A recent study, published in the journal Nature, has gotten closer to the solution than most by finding a statistical formula that fits this open question in certain scenarios. The three-body problem, described in the study as "arguably the oldest open question in astrophysics," dates back centuries and deals with Newton’s laws. The laws of motion have helped scientists understand the relationships between a body of mass and the forces that act on it, like the forces acting on a planet orbiting the sun. However, trying to understand the relationships between the body of mass and the forces that act when applied for three bodies — a moon orbiting a planet orbiting a sun, for example — leads to difficulties as the equations related to mass and motion do not compute.
Scientists from the Hebrew University of Jerusalem have suggested that in an unstable, chaotic three-body system, one of those bodies eventually gets expelled, leaving behind a stable binary relationship between the two that are left.
"When we compared our predictions to computer-generated models of their actual movements, we found a high degree of accuracy," says astrophysicist Nicholas Stone, one of the researchers.
While scientists have found fixes for special cases, general formula for the three-body problem has proved elusive. It's like trying to apply a mathematical template to the butterfly effect – it's just too chaotic to track correctly.

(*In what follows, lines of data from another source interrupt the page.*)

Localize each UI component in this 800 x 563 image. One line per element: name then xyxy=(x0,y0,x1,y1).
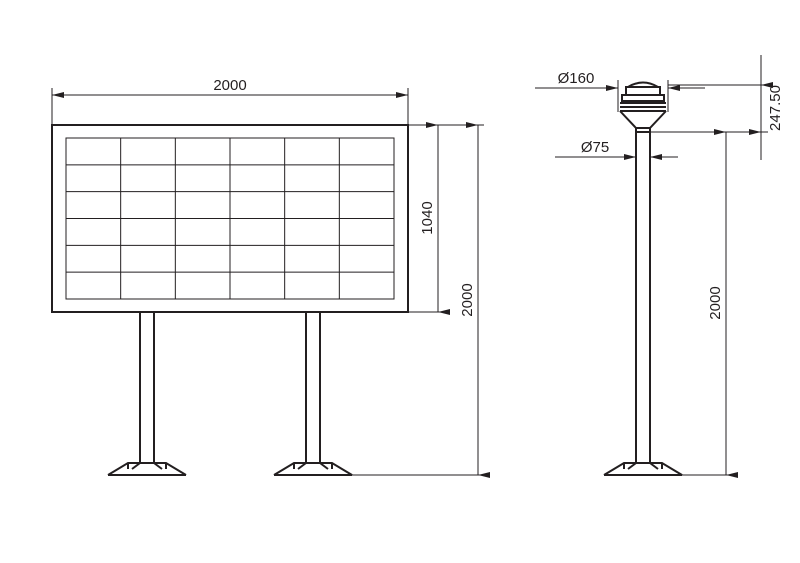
front-view: 2000 1040 2000 xyxy=(52,77,484,475)
side-pole xyxy=(604,132,682,475)
dim-pole-diameter: Ø75 xyxy=(555,139,678,165)
lamp-cap xyxy=(620,83,666,133)
dim-front-overall-height-text: 2000 xyxy=(459,283,476,316)
dim-panel-height: 1040 xyxy=(408,125,444,312)
technical-drawing: 2000 1040 2000 xyxy=(0,0,800,563)
dim-pole-diameter-text: Ø75 xyxy=(581,139,609,156)
dim-cap-diameter: Ø160 xyxy=(535,70,705,112)
front-right-post xyxy=(274,312,352,475)
dim-cap-diameter-text: Ø160 xyxy=(558,70,595,87)
dim-front-overall-height: 2000 xyxy=(352,125,484,475)
side-view: Ø160 Ø75 247.50 2000 xyxy=(535,55,784,475)
dim-panel-height-text: 1040 xyxy=(419,201,436,234)
dim-side-pole-height-text: 2000 xyxy=(707,286,724,319)
dim-cap-height-text: 247.50 xyxy=(767,85,784,131)
dim-cap-height: 247.50 xyxy=(650,55,784,160)
dim-panel-width: 2000 xyxy=(52,77,408,125)
front-left-post xyxy=(108,312,186,475)
dim-panel-width-text: 2000 xyxy=(213,77,246,94)
dim-side-pole-height: 2000 xyxy=(650,132,732,475)
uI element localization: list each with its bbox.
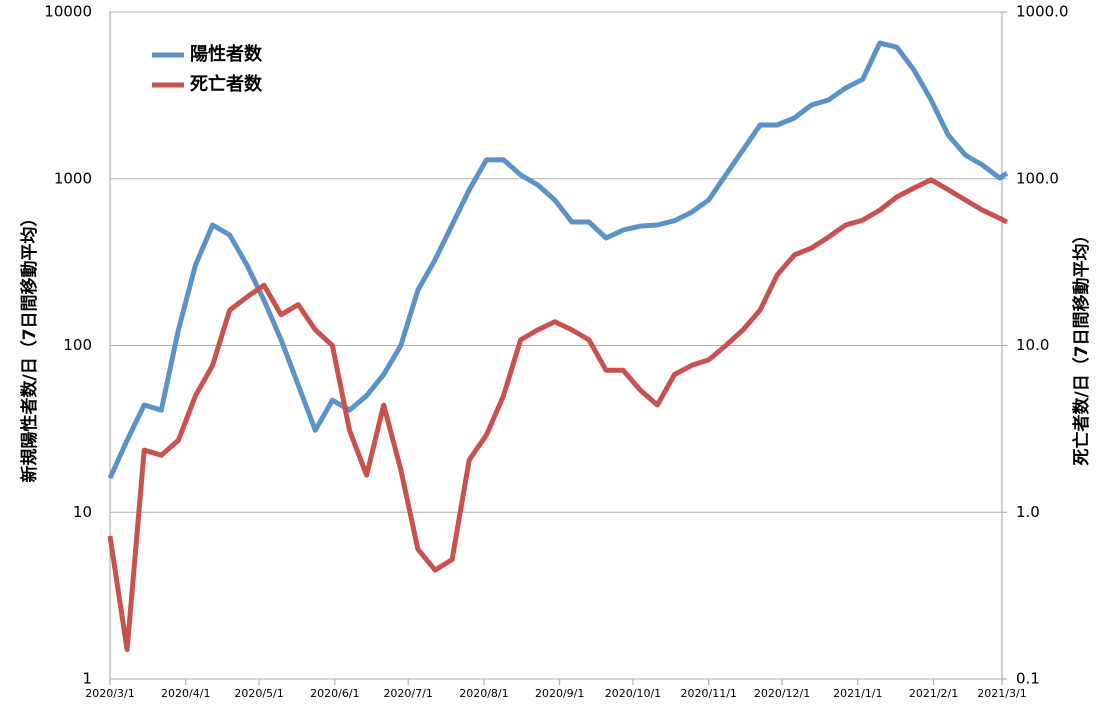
- series-line: [107, 177, 1009, 653]
- x-tick-label: 2021/1/1: [833, 687, 882, 700]
- legend-label: 陽性者数: [190, 43, 263, 65]
- x-tick-label: 2020/9/1: [535, 687, 584, 700]
- x-tick-label: 2020/12/1: [754, 687, 810, 700]
- x-tick-label: 2020/11/1: [681, 687, 737, 700]
- series-line: [107, 40, 1009, 480]
- y-tick-label: 1000: [54, 169, 92, 187]
- y2-tick-label: 100.0: [1016, 169, 1059, 187]
- y-tick-label: 1: [82, 670, 92, 688]
- y2-tick-label: 10.0: [1016, 336, 1049, 354]
- x-tick-label: 2020/8/1: [459, 687, 508, 700]
- x-tick-label: 2020/7/1: [383, 687, 432, 700]
- x-tick-label: 2020/5/1: [234, 687, 283, 700]
- legend-label: 死亡者数: [190, 73, 263, 95]
- y-tick-label: 10000: [44, 3, 92, 21]
- y2-axis-label: 死亡者数/日（7日間移動平均）: [1071, 226, 1092, 465]
- x-tick-label: 2020/3/1: [85, 687, 134, 700]
- y2-tick-label: 1000.0: [1016, 3, 1069, 21]
- x-tick-label: 2021/2/1: [909, 687, 958, 700]
- y-tick-label: 10: [73, 503, 92, 521]
- x-tick-label: 2020/10/1: [605, 687, 661, 700]
- x-tick-label: 2020/4/1: [161, 687, 210, 700]
- x-tick-label: 2021/3/1: [977, 687, 1026, 700]
- x-tick-label: 2020/6/1: [310, 687, 359, 700]
- y-axis-label: 新規陽性者数/日（7日間移動平均）: [19, 209, 40, 482]
- y-tick-label: 100: [63, 336, 92, 354]
- y2-tick-label: 0.1: [1016, 670, 1040, 688]
- y2-tick-label: 1.0: [1016, 503, 1040, 521]
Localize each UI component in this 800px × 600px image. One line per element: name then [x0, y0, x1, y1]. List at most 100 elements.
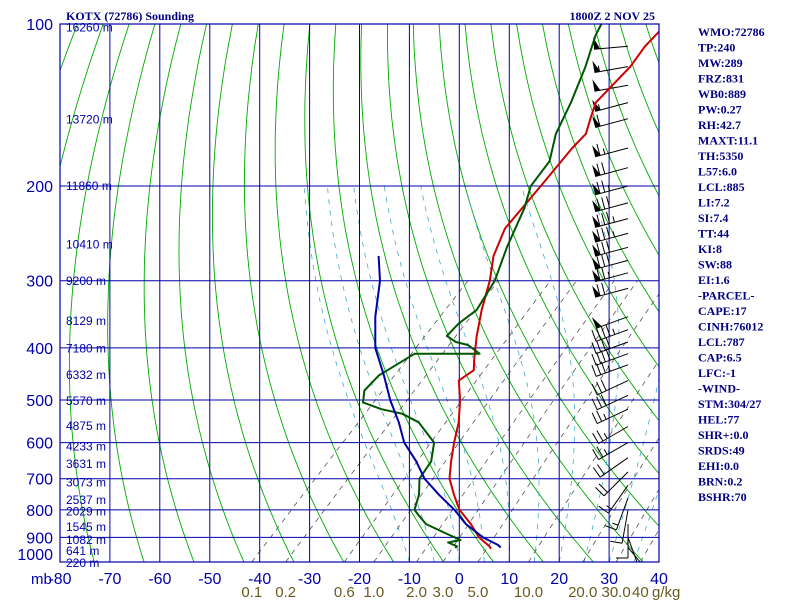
moist-adiabat-line	[303, 185, 410, 562]
wind-barb-flag	[596, 114, 601, 127]
index-value: RH:42.7	[698, 118, 741, 132]
temperature-tick-label: -30	[298, 571, 321, 588]
pressure-unit-label: mb	[31, 571, 52, 588]
index-value: BSHR:70	[698, 490, 747, 504]
index-value: -WIND-	[698, 382, 740, 396]
wind-barb-half-flag	[612, 231, 615, 238]
wind-barb-flag	[601, 282, 606, 295]
wind-barb-pennant	[592, 230, 601, 243]
index-value: MW:289	[698, 56, 743, 70]
height-label: 6332 m	[66, 368, 106, 382]
wind-barb-staff	[595, 202, 629, 213]
pressure-tick-label: 500	[26, 393, 53, 410]
wind-barb	[627, 537, 638, 562]
index-value: EI:1.6	[698, 273, 730, 287]
temperature-tick-labels: -80 -70 -60 -50 -40 -30 -20 -10 0 10 20 30 40	[48, 571, 668, 588]
dry-adiabat-line	[490, 24, 659, 422]
height-label: 641 m	[66, 544, 99, 558]
height-label: 9200 m	[66, 274, 106, 288]
wind-barb-staff	[598, 442, 629, 461]
temperature-tick-label: 0	[455, 571, 464, 588]
wind-barb	[592, 60, 629, 73]
index-value: LCL:885	[698, 180, 745, 194]
wind-barb	[592, 211, 629, 228]
pressure-tick-label: 300	[26, 274, 53, 291]
height-label: 5570 m	[66, 394, 106, 408]
wind-barb-flag	[601, 267, 606, 280]
wind-barb-half-flag	[606, 505, 612, 510]
mixing-ratio-label: 0.1	[241, 584, 262, 600]
temperature-tick-label: -70	[98, 571, 121, 588]
wind-barb	[592, 226, 629, 243]
height-label: 2029 m	[66, 505, 106, 519]
mixing-ratio-unit: g/kg	[652, 584, 680, 600]
wind-barb-pennant	[592, 257, 601, 270]
wind-barb-flag	[591, 412, 598, 424]
index-value: -PARCEL-	[698, 289, 754, 303]
wind-barb-flag	[610, 540, 623, 544]
wind-barb-flag	[601, 241, 606, 254]
height-label: 7180 m	[66, 341, 106, 355]
index-value: LCL:787	[698, 335, 745, 349]
moist-adiabat-line	[327, 185, 435, 562]
wind-barb	[604, 497, 629, 531]
wind-barb-staff	[595, 147, 629, 158]
index-value: EHI:0.0	[698, 459, 739, 473]
wind-barb-flag	[606, 196, 611, 208]
wind-barb-flag	[600, 350, 606, 363]
wind-barb-flag	[601, 213, 606, 225]
wind-barb-flag	[596, 256, 601, 269]
wind-barb-flag	[596, 340, 602, 353]
wind-barb-flag	[596, 352, 602, 364]
wind-barb-staff	[599, 457, 629, 478]
wind-barb-staff	[621, 509, 629, 544]
temperature-tick-label: -50	[198, 571, 221, 588]
wind-barb-staff	[596, 380, 629, 396]
wind-barb-flag	[600, 361, 606, 374]
wind-barb-staff	[595, 364, 629, 377]
wind-barb-half-flag	[607, 184, 611, 192]
dry-adiabat-line	[438, 24, 659, 527]
wind-barb-flag	[605, 348, 611, 361]
temperature-tick-label: -60	[148, 571, 171, 588]
wind-barb-half-flag	[603, 413, 607, 420]
wind-barb-pennant	[592, 60, 601, 73]
temperature-tick-label: -20	[348, 571, 371, 588]
index-value: CAP:6.5	[698, 351, 742, 365]
index-value: TP:240	[698, 41, 735, 55]
temperature-tick-label: -80	[48, 571, 71, 588]
index-value: SHR+:0.0	[698, 428, 749, 442]
wind-barb-flag	[606, 211, 611, 224]
mixing-ratio-line	[582, 437, 659, 562]
wind-barb-flag	[598, 483, 608, 493]
index-value: WB0:889	[698, 87, 746, 101]
index-value: SI:7.4	[698, 211, 728, 225]
mixing-ratio-label: 5.0	[467, 584, 488, 600]
wind-barb-half-flag	[612, 216, 615, 223]
temperature-tick-label: -40	[248, 571, 271, 588]
dry-adiabat-line	[360, 24, 544, 562]
wind-barb-flag	[596, 396, 603, 408]
grid-lines	[60, 24, 659, 562]
wind-barb-flag	[596, 464, 605, 475]
wind-barb-staff	[627, 547, 641, 562]
wind-barb-flag	[596, 284, 601, 297]
wind-barb-staff	[595, 246, 629, 257]
dry-adiabat-line	[243, 24, 345, 562]
dewpoint-profile-line	[362, 24, 603, 549]
wind-barb	[591, 379, 629, 396]
mixing-ratio-label: 2.0	[406, 584, 427, 600]
mixing-ratio-line	[640, 528, 659, 562]
mixing-ratio-line	[442, 280, 638, 562]
wind-barb-flag	[598, 505, 609, 514]
pressure-tick-label: 800	[26, 503, 53, 520]
wind-barb-staff	[595, 287, 629, 298]
plot-frame	[59, 23, 660, 563]
mixing-ratio-line	[416, 280, 615, 562]
height-label: 13720 m	[66, 113, 113, 127]
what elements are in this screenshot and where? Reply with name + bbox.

The current study does not solve Newton’s three-body problem completely, however, the authors said their statistical representation of an unstable three-body system will help scientists visualize the complicated processes involved in three-body systems.
“Take three black holes that are orbiting one another,” Stone said. “Their orbits will necessarily become unstable and even after one of them gets kicked out, we’re still very interested in the relationship between the surviving black holes.”